She’ll keynote Center of the American Experiment forum on Election Day
More than ever before, Americans today seem defined by left-wing and right-wing divisive labels. Often, Blacks are identified as being on the liberal left, whereas Whites tend to be associated with the conservative right. If you’re a Democrat, presumably you support large government, and presumably you aren’t as concerned about moral issues and personal responsibility as you would be were you a Republican.
Star Parker argues that there is a quiet community of Blacks who agree that in the last 25 years “something has gone wrong” in this country. Parker is a national conservative writer, syndicated columnist, author and political activist. She will be the keynote speaker at the Minnesota-based American Experiment’s lunch forum on November 7 at the downtown Minneapolis Hilton.
The Center of the American Experiment is a conservative think tank; it describes its mission as “to build a culture of prosperity for Minnesota and the nation…grounded in free enterprise, limited government, individual freedom, and other time-tested American virtues.”
In an MSR phone interview last week, Parker described conservative and liberal as political terms. “Being liberal is not a bad idea — you want to be open-minded. [But] I want to get both sides of the story.”
Parker is an unabashedly Black female conservative. She once ran for Congress in 2010 as a Republican in California but lost to her Democratic opponent. “I am not alone,” she proudly announced. “That’s probably why I am so bold.”
“Blacks and Whites are polar opposites when it comes to the role of government,” she said. “Whites trust local [government] and not the Feds. Blacks do not trust local [government] and trust the Fed. As a conservative, you are trying to reduce the size of government.”
As a result, she is against federal government influence and its seemingly unsuccessful attempts to eradicate U.S. poverty. “We have been in poverty for 50 years; the victim of the war on poverty is family life,” Parker stressed. “We have concentrated poverty. What has happened in our most distressed communities is not about ethnicity anymore. Some people will pretend that it is.”
Her views on such areas as education, opposing abortion, same-sex marriage and birth control often find her on the opposite side of many Blacks. “I’m concerned about what I am choosing and how it touches other people’s lives.”
She said she believes what we do in our personal life is between God and us. “But when you bring it out in the public square, it is between man and man. That’s where we have this division between liberals and conservatives.”
There are Blacks who don’t see racism as the lone reason why after “four generations…their children are still stuck in underperforming schools,” and wonder why a large income gap still exists between Blacks and Whites in this country, continued Parker. In 1995, she started her own think tank, the Center for Urban Renewal and Education (CURE), now based in Washington, D.C. for the past 10 years.
“We look for all types of answers,” she said. “I knew we needed to develop new leaders, and that’s why I started CURE,” which was originally called the Coalition for Urban Renewal and Education.
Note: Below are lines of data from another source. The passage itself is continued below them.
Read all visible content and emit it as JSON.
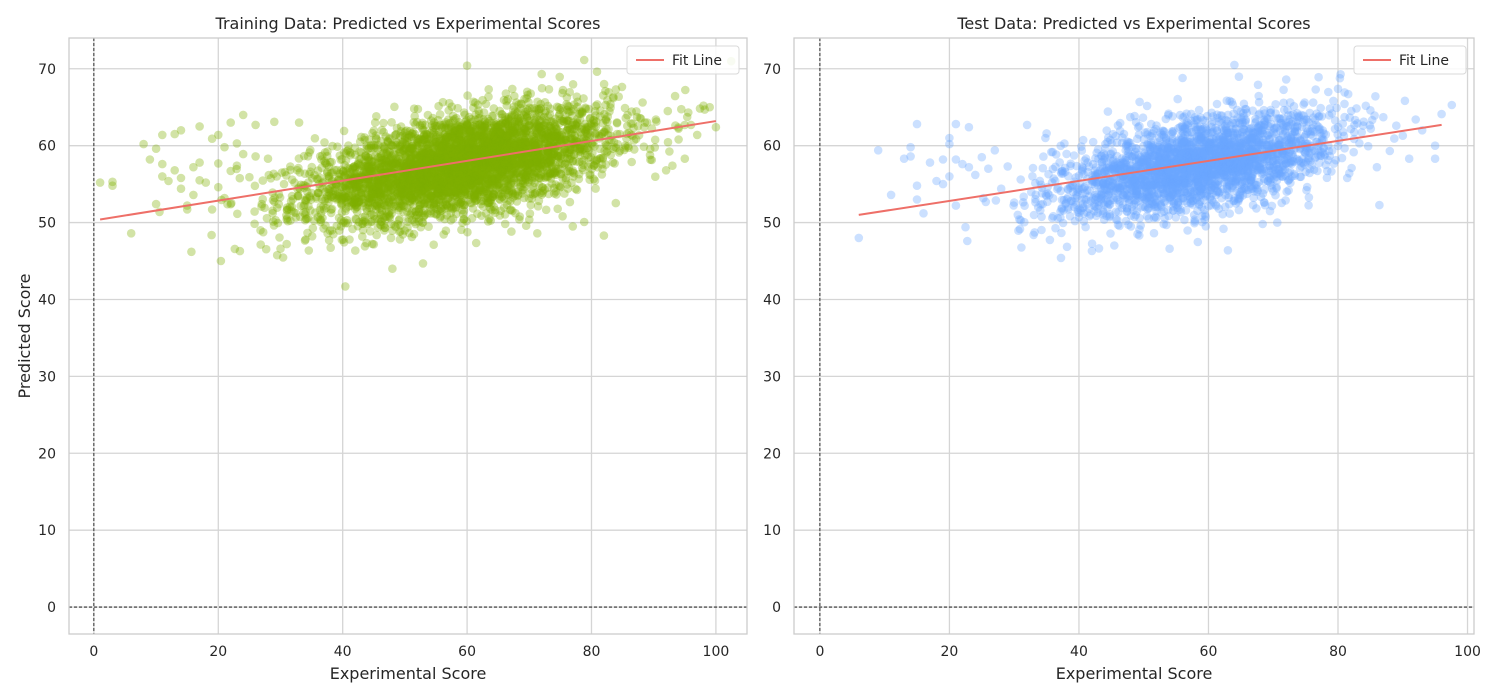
{
  "chart_data": [
    {
      "type": "scatter",
      "title": "Training Data: Predicted vs Experimental Scores",
      "xlabel": "Experimental Score",
      "ylabel": "Predicted Score",
      "xlim": [
        -4,
        105
      ],
      "ylim": [
        -3.5,
        74
      ],
      "xticks": [
        0,
        20,
        40,
        60,
        80,
        100
      ],
      "yticks": [
        0,
        10,
        20,
        30,
        40,
        50,
        60,
        70
      ],
      "grid": true,
      "reference_lines": {
        "x": 0,
        "y": 0
      },
      "legend": {
        "position": "top-right",
        "entries": [
          "Fit Line"
        ]
      },
      "colors": {
        "points": "#7fb000",
        "fit_line": "#ee6f68",
        "grid": "#d5d5d5",
        "frame": "#cccccc"
      },
      "series": [
        {
          "kind": "points",
          "cloud_approximation": {
            "x_mean": 59,
            "x_sd": 12,
            "y_mean": 57.5,
            "y_sd": 3.6,
            "correlation": 0.52,
            "count": 4200
          },
          "outliers": [
            {
              "x": 1,
              "y": 55.2
            },
            {
              "x": 3,
              "y": 54.8
            },
            {
              "x": 3,
              "y": 55.3
            },
            {
              "x": 6,
              "y": 48.6
            },
            {
              "x": 8,
              "y": 60.2
            },
            {
              "x": 9,
              "y": 58.2
            },
            {
              "x": 10,
              "y": 59.6
            },
            {
              "x": 10,
              "y": 52.4
            },
            {
              "x": 11,
              "y": 61.4
            },
            {
              "x": 11,
              "y": 57.6
            },
            {
              "x": 11,
              "y": 56.0
            },
            {
              "x": 12,
              "y": 55.4
            },
            {
              "x": 13,
              "y": 61.5
            },
            {
              "x": 13,
              "y": 56.8
            },
            {
              "x": 14,
              "y": 62.0
            },
            {
              "x": 14,
              "y": 55.8
            },
            {
              "x": 14,
              "y": 54.4
            },
            {
              "x": 15,
              "y": 52.2
            },
            {
              "x": 15,
              "y": 51.7
            },
            {
              "x": 16,
              "y": 57.2
            },
            {
              "x": 16,
              "y": 53.6
            },
            {
              "x": 17,
              "y": 62.5
            },
            {
              "x": 17,
              "y": 57.8
            },
            {
              "x": 17,
              "y": 55.5
            },
            {
              "x": 18,
              "y": 55.2
            },
            {
              "x": 19,
              "y": 60.9
            },
            {
              "x": 19,
              "y": 51.7
            },
            {
              "x": 20,
              "y": 61.4
            },
            {
              "x": 20,
              "y": 57.7
            },
            {
              "x": 20,
              "y": 54.6
            },
            {
              "x": 21,
              "y": 59.8
            },
            {
              "x": 21,
              "y": 53.2
            },
            {
              "x": 22,
              "y": 63.0
            },
            {
              "x": 22,
              "y": 56.7
            },
            {
              "x": 23,
              "y": 60.3
            },
            {
              "x": 23,
              "y": 57.4
            },
            {
              "x": 24,
              "y": 64.0
            },
            {
              "x": 24,
              "y": 58.9
            },
            {
              "x": 25,
              "y": 55.9
            },
            {
              "x": 26,
              "y": 62.7
            },
            {
              "x": 26,
              "y": 58.6
            },
            {
              "x": 27,
              "y": 52.4
            },
            {
              "x": 28,
              "y": 58.3
            },
            {
              "x": 29,
              "y": 63.1
            },
            {
              "x": 29,
              "y": 52.7
            },
            {
              "x": 30,
              "y": 46.6
            },
            {
              "x": 31,
              "y": 50.4
            },
            {
              "x": 31,
              "y": 47.2
            },
            {
              "x": 33,
              "y": 63.0
            },
            {
              "x": 92,
              "y": 56.8
            },
            {
              "x": 93,
              "y": 57.4
            },
            {
              "x": 94,
              "y": 62.2
            },
            {
              "x": 94,
              "y": 60.8
            },
            {
              "x": 95,
              "y": 58.3
            },
            {
              "x": 96,
              "y": 62.7
            },
            {
              "x": 97,
              "y": 61.4
            },
            {
              "x": 98,
              "y": 65.2
            },
            {
              "x": 99,
              "y": 65.0
            },
            {
              "x": 100,
              "y": 62.4
            },
            {
              "x": 82,
              "y": 48.3
            },
            {
              "x": 77,
              "y": 49.5
            },
            {
              "x": 60,
              "y": 70.4
            },
            {
              "x": 72,
              "y": 69.3
            },
            {
              "x": 48,
              "y": 44.0
            }
          ]
        },
        {
          "kind": "fit",
          "name": "Fit Line",
          "x": [
            1,
            100
          ],
          "y": [
            50.4,
            63.2
          ]
        }
      ]
    },
    {
      "type": "scatter",
      "title": "Test Data: Predicted vs Experimental Scores",
      "xlabel": "Experimental Score",
      "ylabel": "",
      "xlim": [
        -4,
        101
      ],
      "ylim": [
        -3.5,
        74
      ],
      "xticks": [
        0,
        20,
        40,
        60,
        80,
        100
      ],
      "yticks": [
        0,
        10,
        20,
        30,
        40,
        50,
        60,
        70
      ],
      "grid": true,
      "reference_lines": {
        "x": 0,
        "y": 0
      },
      "legend": {
        "position": "top-right",
        "entries": [
          "Fit Line"
        ]
      },
      "colors": {
        "points": "#6aa6ff",
        "fit_line": "#ee6f68",
        "grid": "#d5d5d5",
        "frame": "#cccccc"
      },
      "series": [
        {
          "kind": "points",
          "cloud_approximation": {
            "x_mean": 58,
            "x_sd": 10.5,
            "y_mean": 57.5,
            "y_sd": 3.4,
            "correlation": 0.5,
            "count": 2600
          },
          "outliers": [
            {
              "x": 6,
              "y": 48.0
            },
            {
              "x": 9,
              "y": 59.4
            },
            {
              "x": 11,
              "y": 53.6
            },
            {
              "x": 13,
              "y": 58.3
            },
            {
              "x": 14,
              "y": 59.8
            },
            {
              "x": 14,
              "y": 58.6
            },
            {
              "x": 15,
              "y": 62.8
            },
            {
              "x": 15,
              "y": 54.8
            },
            {
              "x": 15,
              "y": 53.0
            },
            {
              "x": 16,
              "y": 51.2
            },
            {
              "x": 17,
              "y": 57.8
            },
            {
              "x": 18,
              "y": 55.4
            },
            {
              "x": 19,
              "y": 58.2
            },
            {
              "x": 19,
              "y": 55.0
            },
            {
              "x": 20,
              "y": 61.0
            },
            {
              "x": 20,
              "y": 60.2
            },
            {
              "x": 20,
              "y": 56.0
            },
            {
              "x": 21,
              "y": 62.8
            },
            {
              "x": 21,
              "y": 58.2
            },
            {
              "x": 21,
              "y": 52.2
            },
            {
              "x": 22,
              "y": 57.6
            },
            {
              "x": 23,
              "y": 62.4
            },
            {
              "x": 23,
              "y": 57.2
            },
            {
              "x": 24,
              "y": 56.2
            },
            {
              "x": 25,
              "y": 58.5
            },
            {
              "x": 26,
              "y": 57.0
            },
            {
              "x": 27,
              "y": 59.4
            },
            {
              "x": 28,
              "y": 54.4
            },
            {
              "x": 29,
              "y": 57.3
            },
            {
              "x": 30,
              "y": 52.6
            },
            {
              "x": 31,
              "y": 55.6
            },
            {
              "x": 31,
              "y": 50.3
            },
            {
              "x": 32,
              "y": 62.7
            },
            {
              "x": 33,
              "y": 48.4
            },
            {
              "x": 35,
              "y": 61.6
            },
            {
              "x": 42,
              "y": 46.3
            },
            {
              "x": 54,
              "y": 46.6
            },
            {
              "x": 56,
              "y": 68.8
            },
            {
              "x": 63,
              "y": 46.4
            },
            {
              "x": 64,
              "y": 70.5
            },
            {
              "x": 72,
              "y": 68.6
            },
            {
              "x": 77,
              "y": 68.9
            },
            {
              "x": 80,
              "y": 67.4
            },
            {
              "x": 85,
              "y": 64.6
            },
            {
              "x": 86,
              "y": 57.2
            },
            {
              "x": 87,
              "y": 63.7
            },
            {
              "x": 88,
              "y": 59.3
            },
            {
              "x": 89,
              "y": 62.6
            },
            {
              "x": 90,
              "y": 61.3
            },
            {
              "x": 91,
              "y": 58.3
            },
            {
              "x": 92,
              "y": 63.4
            },
            {
              "x": 93,
              "y": 62.0
            },
            {
              "x": 95,
              "y": 60.0
            },
            {
              "x": 95,
              "y": 58.3
            },
            {
              "x": 96,
              "y": 64.1
            }
          ]
        },
        {
          "kind": "fit",
          "name": "Fit Line",
          "x": [
            6,
            96
          ],
          "y": [
            51.0,
            62.7
          ]
        }
      ]
    }
  ]
}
Parker has spoken at over 190 colleges and universities on anti-poverty issue and authored four books: Pimps, Whores and Welfare Brats (1998); White Ghetto (2009); Uncle Sam’s Plantation (2010); and Blind Conceit (2015).
She’s finishing up her fifth book and hopes to publish it by Black History Month next February. It is loosely titled Necessary Noise, as a sequel to Uncle Sam’s Plantation: How Big Government Enslaves America’s Poor and What We Can Do About It, states the author. “It’s the next chapter to that book.”
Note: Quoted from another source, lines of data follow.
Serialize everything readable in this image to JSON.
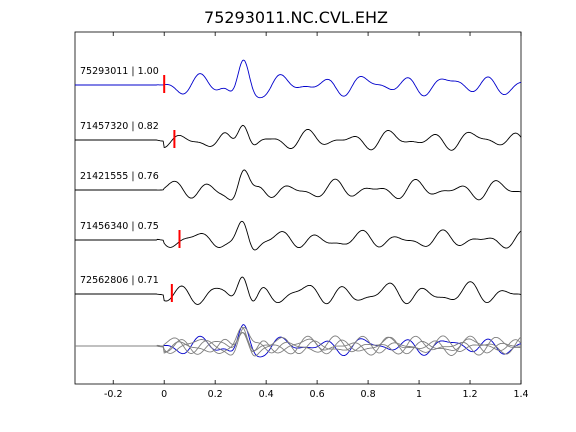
{
  "chart_data": {
    "type": "line",
    "title": "75293011.NC.CVL.EHZ",
    "xlabel": "",
    "ylabel": "",
    "xlim": [
      -0.35,
      1.4
    ],
    "xticks": [
      "-0.2",
      "0",
      "0.2",
      "0.4",
      "0.6",
      "0.8",
      "1",
      "1.2",
      "1.4"
    ],
    "xtick_values": [
      -0.2,
      0,
      0.2,
      0.4,
      0.6,
      0.8,
      1.0,
      1.2,
      1.4
    ],
    "grid": false,
    "colors": {
      "reference": "#0000cc",
      "trace": "#000000",
      "overlay": "#808080",
      "pick": "#ff0000"
    },
    "traces": [
      {
        "label": "75293011 | 1.00",
        "color": "#0000cc",
        "pick": 0.0
      },
      {
        "label": "71457320 | 0.82",
        "color": "#000000",
        "pick": 0.04
      },
      {
        "label": "21421555 | 0.76",
        "color": "#000000",
        "pick": null
      },
      {
        "label": "71456340 | 0.75",
        "color": "#000000",
        "pick": 0.06
      },
      {
        "label": "72562806 | 0.71",
        "color": "#000000",
        "pick": 0.03
      }
    ],
    "stack": {
      "label": "",
      "description_series": "overlay of all traces"
    }
  }
}
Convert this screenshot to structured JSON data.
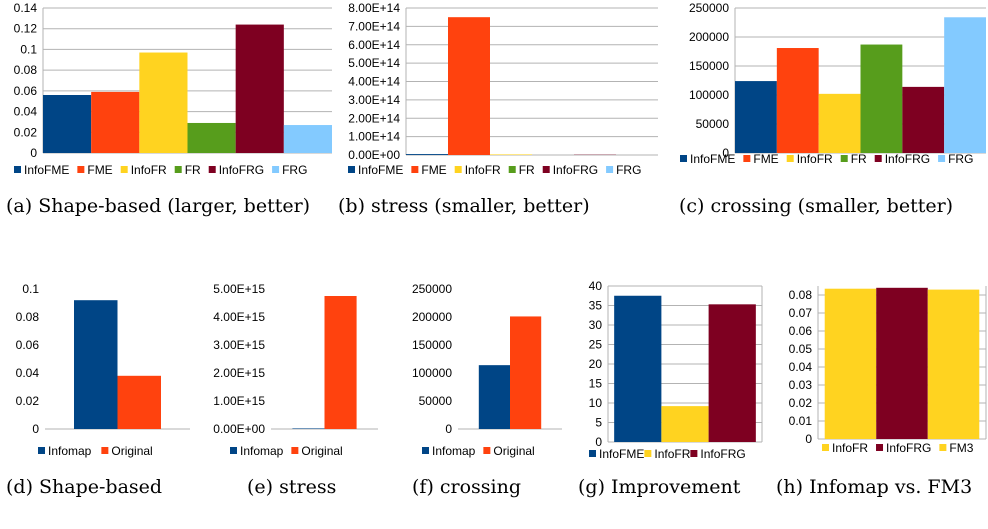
{
  "colors": {
    "InfoFME": "#004586",
    "FME": "#ff420e",
    "InfoFR": "#ffd320",
    "FR": "#579d1c",
    "InfoFRG": "#7e0021",
    "FRG": "#83caff",
    "Infomap": "#004586",
    "Original": "#ff420e",
    "FM3": "#ffd320",
    "grid": "#b3b3b3",
    "axis_text": "#000000"
  },
  "chart_data": [
    {
      "id": "a",
      "type": "bar",
      "categories": [
        "InfoFME",
        "FME",
        "InfoFR",
        "FR",
        "InfoFRG",
        "FRG"
      ],
      "values": [
        0.056,
        0.059,
        0.097,
        0.029,
        0.124,
        0.027
      ],
      "ylim": [
        0,
        0.14
      ],
      "yticks": [
        "0",
        "0.02",
        "0.04",
        "0.06",
        "0.08",
        "0.1",
        "0.12",
        "0.14"
      ],
      "xlabel": "",
      "ylabel": "",
      "grid": true,
      "legend": "bottom",
      "caption": "(a) Shape-based (larger, better)"
    },
    {
      "id": "b",
      "type": "bar",
      "categories": [
        "InfoFME",
        "FME",
        "InfoFR",
        "FR",
        "InfoFRG",
        "FRG"
      ],
      "values": [
        5000000000000,
        750000000000000,
        3000000000000,
        0,
        1500000000000,
        0
      ],
      "ylim": [
        0,
        800000000000000
      ],
      "yticks": [
        "0.00E+00",
        "1.00E+14",
        "2.00E+14",
        "3.00E+14",
        "4.00E+14",
        "5.00E+14",
        "6.00E+14",
        "7.00E+14",
        "8.00E+14"
      ],
      "xlabel": "",
      "ylabel": "",
      "grid": true,
      "legend": "bottom",
      "caption": "(b) stress (smaller, better)"
    },
    {
      "id": "c",
      "type": "bar",
      "categories": [
        "InfoFME",
        "FME",
        "InfoFR",
        "FR",
        "InfoFRG",
        "FRG"
      ],
      "values": [
        124000,
        181000,
        102000,
        187000,
        114000,
        234000
      ],
      "ylim": [
        0,
        250000
      ],
      "yticks": [
        "0",
        "50000",
        "100000",
        "150000",
        "200000",
        "250000"
      ],
      "xlabel": "",
      "ylabel": "",
      "grid": true,
      "legend": "bottom",
      "caption": "(c) crossing (smaller, better)"
    },
    {
      "id": "d",
      "type": "bar",
      "categories": [
        "Infomap",
        "Original"
      ],
      "values": [
        0.092,
        0.038
      ],
      "ylim": [
        0,
        0.1
      ],
      "yticks": [
        "0",
        "0.02",
        "0.04",
        "0.06",
        "0.08",
        "0.1"
      ],
      "xlabel": "",
      "ylabel": "",
      "grid": false,
      "legend": "bottom",
      "caption": "(d) Shape-based"
    },
    {
      "id": "e",
      "type": "bar",
      "categories": [
        "Infomap",
        "Original"
      ],
      "values": [
        20000000000000,
        4750000000000000
      ],
      "ylim": [
        0,
        5000000000000000
      ],
      "yticks": [
        "0.00E+00",
        "1.00E+15",
        "2.00E+15",
        "3.00E+15",
        "4.00E+15",
        "5.00E+15"
      ],
      "xlabel": "",
      "ylabel": "",
      "grid": false,
      "legend": "bottom",
      "caption": "(e) stress"
    },
    {
      "id": "f",
      "type": "bar",
      "categories": [
        "Infomap",
        "Original"
      ],
      "values": [
        114000,
        201000
      ],
      "ylim": [
        0,
        250000
      ],
      "yticks": [
        "0",
        "50000",
        "100000",
        "150000",
        "200000",
        "250000"
      ],
      "xlabel": "",
      "ylabel": "",
      "grid": false,
      "legend": "bottom",
      "caption": "(f) crossing"
    },
    {
      "id": "g",
      "type": "bar",
      "categories": [
        "InfoFME",
        "InfoFR",
        "InfoFRG"
      ],
      "values": [
        37.5,
        9.2,
        35.3
      ],
      "ylim": [
        0,
        40
      ],
      "yticks": [
        "0",
        "5",
        "10",
        "15",
        "20",
        "25",
        "30",
        "35",
        "40"
      ],
      "xlabel": "",
      "ylabel": "",
      "grid": true,
      "legend": "bottom",
      "caption": "(g) Improvement"
    },
    {
      "id": "h",
      "type": "bar",
      "categories": [
        "InfoFR",
        "InfoFRG",
        "FM3"
      ],
      "values": [
        0.0835,
        0.084,
        0.083
      ],
      "ylim": [
        0,
        0.085
      ],
      "yticks": [
        "0",
        "0.01",
        "0.02",
        "0.03",
        "0.04",
        "0.05",
        "0.06",
        "0.07",
        "0.08"
      ],
      "xlabel": "",
      "ylabel": "",
      "grid": true,
      "legend": "bottom",
      "caption": "(h) Infomap vs. FM3"
    }
  ]
}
“Some noise is necessary. People should understand that this is not a bad thing that these two sides (liberals and conservatives) don’t get along, because they see the world very differently. It’s up to us when we have the information from both sides, then choose,” Parker said.
Parker shared that she wasn’t always conservative.
“I once belonged on the left. I was very lost in my decisions on reckless living, engaged in criminal activity and sexual activity that led me in and out of abortion clinics,” she recalled. After almost four years dependent in poverty and on welfare, “a Christian conversion . . . changed my life. Then I began this journey toward the work I am doing today.”
Parker said that the country coming together is a myth. “You can’t have it both ways…big government and little government. One of the big challenges of the Black community is that they haven’t heard the other side.”
In her view, all Americans of all ethnicities will have to choose where they stand on issues — left or right. “I chose conservative.”